Tuesday, September 24, 2024

They're Different from You and Me

I thought I was fairly knowledgable about communication--both verbal and non-verbal--but a segment of the population does not speak a language with which I'm familiar.

How the Super-Rich Signal Their Wealth to Each Other [bold added]
‘The Asprey,’ a Patek Philippe perpetual calendar
chronograph, pictured before it sold at Sotheby’s
for $3.88 million in 2018. (WSJ/Balibouse photo)
gauche display is out. A subtler set of cues and signifiers is required.

The most straightforward symbols start with watches. One Wall Street macher explained, “You see a gold Rolex Daytona, that’s one thing. You see a Patek Perpetual and you say to yourself, OK, this guy’s playing a different game.”

...Pretending to play down your wealth while emblazoning your net worth in neon requires a lightness of touch. You can’t say it outright, but you want it crystal clear.

It’s extra tricky in Manhattan, where you can’t employ the usual clues of estates and automobiles. Here, people live in apartments many stories up from the sidewalk and out of view. They tend to interact at restaurants and galas, and they never drive.

So everything depends on attitude. You must act like big things in life are, well, no biggie. When you can wrangle people to your abode, serve a tub of Ossetra caviar with Lay’s potato chips. Place it out like guacamole on the coffee table.

Verbal cues confer insider status. High-rollers in the art world now refer to the most rarefied paintings as “pictures.” Thus, for a would-be bidder, a $40-million Abstract Expressionist canvas by Rothko is not a “masterpiece painting” but a “picture.” For most people, a picture is what your 4-year-old paints with a thick brush and primary colors for Mother’s Day.

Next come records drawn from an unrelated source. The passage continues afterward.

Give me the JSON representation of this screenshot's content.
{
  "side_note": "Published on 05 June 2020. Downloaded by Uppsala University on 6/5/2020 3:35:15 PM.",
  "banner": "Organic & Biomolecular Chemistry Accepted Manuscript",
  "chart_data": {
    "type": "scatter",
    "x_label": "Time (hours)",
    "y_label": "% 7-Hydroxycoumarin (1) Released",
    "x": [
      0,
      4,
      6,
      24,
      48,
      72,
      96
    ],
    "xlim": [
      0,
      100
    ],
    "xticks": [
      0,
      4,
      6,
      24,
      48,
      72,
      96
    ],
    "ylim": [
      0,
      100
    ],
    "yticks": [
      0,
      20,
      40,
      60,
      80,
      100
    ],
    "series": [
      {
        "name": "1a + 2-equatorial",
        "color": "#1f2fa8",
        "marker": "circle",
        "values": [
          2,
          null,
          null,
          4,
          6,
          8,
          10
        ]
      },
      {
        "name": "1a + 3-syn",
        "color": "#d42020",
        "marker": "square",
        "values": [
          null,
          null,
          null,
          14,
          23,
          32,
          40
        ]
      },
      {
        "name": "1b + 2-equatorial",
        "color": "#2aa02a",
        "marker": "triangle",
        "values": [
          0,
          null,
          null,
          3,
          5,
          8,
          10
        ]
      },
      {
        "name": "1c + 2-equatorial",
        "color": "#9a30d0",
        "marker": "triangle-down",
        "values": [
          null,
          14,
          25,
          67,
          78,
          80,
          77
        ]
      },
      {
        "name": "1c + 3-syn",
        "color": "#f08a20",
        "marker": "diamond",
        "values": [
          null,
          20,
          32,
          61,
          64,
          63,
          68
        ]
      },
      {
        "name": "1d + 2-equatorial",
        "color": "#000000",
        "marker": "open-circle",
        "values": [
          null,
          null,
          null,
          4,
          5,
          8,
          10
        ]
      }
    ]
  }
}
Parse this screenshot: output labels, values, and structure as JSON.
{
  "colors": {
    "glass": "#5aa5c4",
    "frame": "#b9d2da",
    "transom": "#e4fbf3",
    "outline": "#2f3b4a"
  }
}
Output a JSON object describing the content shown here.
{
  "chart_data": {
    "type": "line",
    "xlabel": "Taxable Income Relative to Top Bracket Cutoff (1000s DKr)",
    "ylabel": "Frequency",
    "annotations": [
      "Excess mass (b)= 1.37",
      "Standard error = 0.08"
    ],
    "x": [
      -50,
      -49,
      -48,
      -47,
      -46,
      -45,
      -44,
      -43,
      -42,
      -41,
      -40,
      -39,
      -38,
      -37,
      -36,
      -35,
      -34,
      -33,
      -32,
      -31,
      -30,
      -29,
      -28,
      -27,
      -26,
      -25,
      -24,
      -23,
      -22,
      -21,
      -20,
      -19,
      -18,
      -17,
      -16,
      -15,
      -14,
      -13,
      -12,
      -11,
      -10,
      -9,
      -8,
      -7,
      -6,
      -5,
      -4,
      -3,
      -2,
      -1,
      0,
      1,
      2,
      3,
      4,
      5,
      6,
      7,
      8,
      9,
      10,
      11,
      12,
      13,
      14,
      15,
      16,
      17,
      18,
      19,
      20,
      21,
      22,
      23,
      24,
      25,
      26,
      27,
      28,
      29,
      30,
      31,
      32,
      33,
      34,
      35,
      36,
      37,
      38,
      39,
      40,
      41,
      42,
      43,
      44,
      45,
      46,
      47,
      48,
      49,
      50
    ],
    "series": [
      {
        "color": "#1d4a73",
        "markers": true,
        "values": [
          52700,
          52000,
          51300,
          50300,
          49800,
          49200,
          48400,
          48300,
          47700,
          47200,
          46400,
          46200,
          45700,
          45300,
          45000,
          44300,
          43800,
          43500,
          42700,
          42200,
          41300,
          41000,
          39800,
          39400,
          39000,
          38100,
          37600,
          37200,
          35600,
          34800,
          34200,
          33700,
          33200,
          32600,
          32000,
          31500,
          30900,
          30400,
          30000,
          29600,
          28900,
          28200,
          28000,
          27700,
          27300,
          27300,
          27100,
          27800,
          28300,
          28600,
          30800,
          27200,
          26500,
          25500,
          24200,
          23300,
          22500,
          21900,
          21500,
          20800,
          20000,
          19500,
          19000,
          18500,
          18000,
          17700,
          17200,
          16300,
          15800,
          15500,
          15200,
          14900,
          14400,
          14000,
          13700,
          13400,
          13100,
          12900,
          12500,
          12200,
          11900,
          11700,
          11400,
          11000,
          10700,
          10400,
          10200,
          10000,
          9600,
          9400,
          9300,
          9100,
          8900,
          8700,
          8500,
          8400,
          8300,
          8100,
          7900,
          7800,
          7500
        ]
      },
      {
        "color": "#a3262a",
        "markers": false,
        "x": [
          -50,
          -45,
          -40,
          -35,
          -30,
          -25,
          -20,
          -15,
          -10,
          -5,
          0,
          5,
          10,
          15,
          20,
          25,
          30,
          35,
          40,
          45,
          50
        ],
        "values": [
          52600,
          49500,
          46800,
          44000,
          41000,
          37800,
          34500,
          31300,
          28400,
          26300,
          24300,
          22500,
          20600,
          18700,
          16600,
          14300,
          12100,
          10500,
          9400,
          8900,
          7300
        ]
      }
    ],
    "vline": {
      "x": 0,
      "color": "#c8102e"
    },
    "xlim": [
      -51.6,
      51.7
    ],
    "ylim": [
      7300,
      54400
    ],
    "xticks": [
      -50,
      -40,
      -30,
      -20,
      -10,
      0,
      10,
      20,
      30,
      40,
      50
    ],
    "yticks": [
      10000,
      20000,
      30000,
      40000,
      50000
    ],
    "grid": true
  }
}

...Of course, how you travel is essential. As a former Wall Street bank chairman told me, “OK, so you went to St. Barts. So what? That tells me nothing. How’d you get there? That is key.”

To telegraph that you flew private over commercial, those fluent in the language of wealth-speak have created new verbs. People say, “We NetJetted into Aspen. We just had to.” Pause. “Because of the dogs.” Transporting “the dogs” is somehow a constant justification for private travel.

Owning your own jet is a huge notch up on the totem pole. The effort to be blasé about your new Gulfstream G650 can be positively tortured. To signal that your NetJetting days are over, you might drop into conversation with a sigh, “We’ve got to find a new pilot.” This should be said in the same tone as a wearied parent complaining about needing a new babysitter.
Most of the top tenth of 1 percent worked hard to get to where they are. However, they can't clip coupons and relax. They must continue to work hard to signal where they are, discreetly, on the totem pole.